By Harold Isaac and Ralph Tedy Erol
PORT-AU-PRINCE (Reuters) -Haiti on Sunday said it has confirmed one case of cholera and was studying several suspected cases, signaling the return of the disease that killed some 10,000 people in a 2010 outbreak that has been blamed on a United Nations peacekeeping force.
Haiti’s Health Ministry said in a statement that one case had been confirmed in the Port-au-Prince area and that there were suspect cases in the town of Cite Soleil outside the capital.
The ministry urged citizens to take sanitary measures such as washing hands and consuming clean drinking water to avoid catching the disease.
A new bout of cholera would be devastating for Haiti, where economic activity ground to a halt last month due to a gang blockade that has prevented fuel distribution, leading to shortages that have shuttered businesses and many hospitals.
The Pan American Health Organization in 2020 said Haiti had gone a year with no confirmed cases of cholera.
Troops from Nepal, where cholera is endemic, were in Haiti as part of a U.N. peacekeeping force established in 2004 after the overthrow of President Jean-Bertrand Aristide. The force size was increased after Haiti’s 2010 earthquake.
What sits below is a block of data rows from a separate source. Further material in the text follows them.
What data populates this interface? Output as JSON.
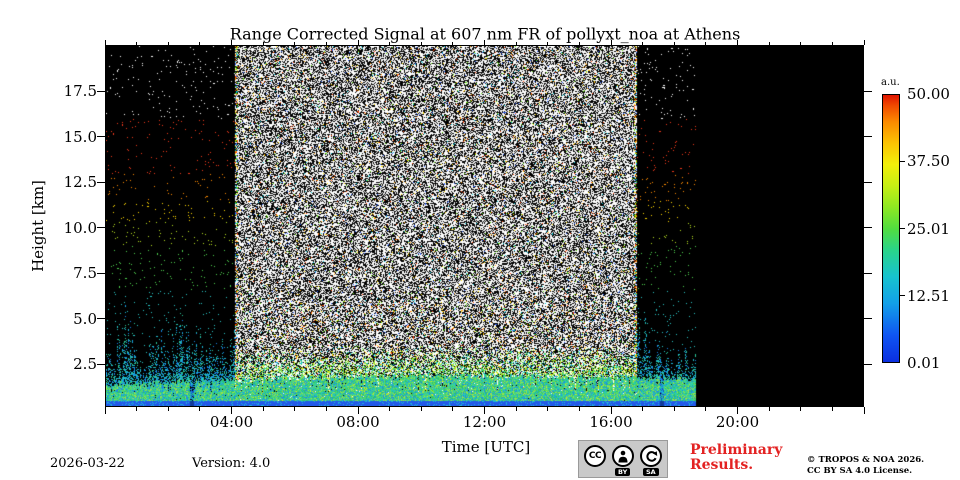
{
  "title": "Range Corrected Signal at 607 nm FR of pollyxt_noa at Athens",
  "axes": {
    "xlabel": "Time [UTC]",
    "ylabel": "Height [km]",
    "x_range_hours": [
      0,
      24
    ],
    "x_major": [
      {
        "hour": 4,
        "label": "04:00"
      },
      {
        "hour": 8,
        "label": "08:00"
      },
      {
        "hour": 12,
        "label": "12:00"
      },
      {
        "hour": 16,
        "label": "16:00"
      },
      {
        "hour": 20,
        "label": "20:00"
      }
    ],
    "x_minor_step_hours": 1,
    "y_range_km": [
      0.15,
      20.05
    ],
    "y_major": [
      {
        "km": 2.5,
        "label": "2.5"
      },
      {
        "km": 5.0,
        "label": "5.0"
      },
      {
        "km": 7.5,
        "label": "7.5"
      },
      {
        "km": 10.0,
        "label": "10.0"
      },
      {
        "km": 12.5,
        "label": "12.5"
      },
      {
        "km": 15.0,
        "label": "15.0"
      },
      {
        "km": 17.5,
        "label": "17.5"
      }
    ]
  },
  "colorbar": {
    "unit_label": "a.u.",
    "tick_labels": [
      "50.00",
      "37.50",
      "25.01",
      "12.51",
      "0.01"
    ],
    "value_range": [
      0.01,
      50.0
    ],
    "gradient_bottom_to_top": [
      {
        "at": 0.0,
        "color": "#0b2fe0"
      },
      {
        "at": 0.1,
        "color": "#0f55f2"
      },
      {
        "at": 0.22,
        "color": "#12a0e8"
      },
      {
        "at": 0.32,
        "color": "#17c3cf"
      },
      {
        "at": 0.42,
        "color": "#2ad489"
      },
      {
        "at": 0.5,
        "color": "#52dd3f"
      },
      {
        "at": 0.58,
        "color": "#8ee822"
      },
      {
        "at": 0.66,
        "color": "#c6ef14"
      },
      {
        "at": 0.74,
        "color": "#f2ef0a"
      },
      {
        "at": 0.82,
        "color": "#fbc303"
      },
      {
        "at": 0.9,
        "color": "#fb8a00"
      },
      {
        "at": 0.96,
        "color": "#f04a00"
      },
      {
        "at": 1.0,
        "color": "#e01400"
      }
    ]
  },
  "footer": {
    "date": "2026-03-22",
    "version": "Version: 4.0",
    "preliminary_line1": "Preliminary",
    "preliminary_line2": "Results.",
    "preliminary_color": "#e32222",
    "copyright_line1": "© TROPOS & NOA 2026.",
    "copyright_line2": "CC BY SA 4.0 License.",
    "cc_badge": {
      "cc": "CC",
      "by": "BY",
      "sa": "SA"
    }
  },
  "chart_data": {
    "type": "heatmap",
    "title": "Range Corrected Signal at 607 nm FR of pollyxt_noa at Athens",
    "xlabel": "Time [UTC]",
    "ylabel": "Height [km]",
    "x_ticks": [
      "04:00",
      "08:00",
      "12:00",
      "16:00",
      "20:00"
    ],
    "y_ticks": [
      2.5,
      5.0,
      7.5,
      10.0,
      12.5,
      15.0,
      17.5
    ],
    "x_range": [
      "00:00",
      "24:00"
    ],
    "y_range_km": [
      0.15,
      20.05
    ],
    "colorbar_label": "a.u.",
    "colorbar_ticks": [
      "50.00",
      "37.50",
      "25.01",
      "12.51",
      "0.01"
    ],
    "regions": [
      {
        "time": "00:00-04:06",
        "description": "nighttime: black background, sparse noise dots colored by height (white top, red/orange mid, yellow/green lower), cyan cloud/virga streaks below 7 km"
      },
      {
        "time": "04:06-16:50",
        "description": "daytime: dense white salt-and-pepper background-light noise at all heights with scattered colored pixels"
      },
      {
        "time": "16:50-18:43",
        "description": "evening: sparse height-colored noise dots, cyan streaks below ~5.5 km"
      },
      {
        "time": "18:43-24:00",
        "description": "no data (solid black)"
      }
    ],
    "features": [
      {
        "name": "aerosol boundary layer",
        "height_km": "0.4-2",
        "description": "bright green-cyan layer persisting all day until 18:43"
      },
      {
        "name": "near-surface overlap band",
        "height_km": "0-0.4",
        "description": "solid blue band at the lowest bins"
      }
    ],
    "render": {
      "seed": 42,
      "day_start_hour": 4.1,
      "day_end_hour": 16.83,
      "data_end_hour": 18.72,
      "night_dot_density": 0.017,
      "day_white_density": 0.52,
      "day_color_density": 0.08,
      "band_gaps_hours": [
        2.72,
        17.62
      ],
      "height_color_bands": [
        {
          "min_km": 16.0,
          "color": "#ffffff"
        },
        {
          "min_km": 13.0,
          "color": "#f4391c"
        },
        {
          "min_km": 11.5,
          "color": "#ff8c00"
        },
        {
          "min_km": 10.3,
          "color": "#ffd900"
        },
        {
          "min_km": 9.0,
          "color": "#b8e020"
        },
        {
          "min_km": 6.5,
          "color": "#4fd24f"
        },
        {
          "min_km": 0.0,
          "color": "#28c8c8"
        }
      ],
      "day_palette": [
        "#ff4000",
        "#ff9d00",
        "#ffe000",
        "#58dc00",
        "#00c8d8",
        "#2a60ff"
      ],
      "low_day_palette": [
        "#45d35a",
        "#8ee03a",
        "#d6ec1e",
        "#23c3c0"
      ],
      "pbl_palette": [
        "#2fc46a",
        "#45d378",
        "#5fdd62",
        "#23c3c0",
        "#2bd0a8",
        "#9ae34c",
        "#1e90e0"
      ],
      "speckle_palette": [
        "#1787e8",
        "#19b9dd",
        "#2bc79a"
      ],
      "surface_band": {
        "top_km": 0.45,
        "color": "#2359e8",
        "ground_color": "#0a2a9a"
      }
    }
  }
}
The United Nations in 2016 apologized for the outbreak, without taking responsibility.
An independent panel appointed by then-U.N. Secretary General Ban Ki Moon issued a 2011 report that did not determine conclusively how cholera was introduced to Haiti.
The panel members in 2013 independently published an article that concluded personnel associated with the U.N. peacekeeping mission were “the most likely source.”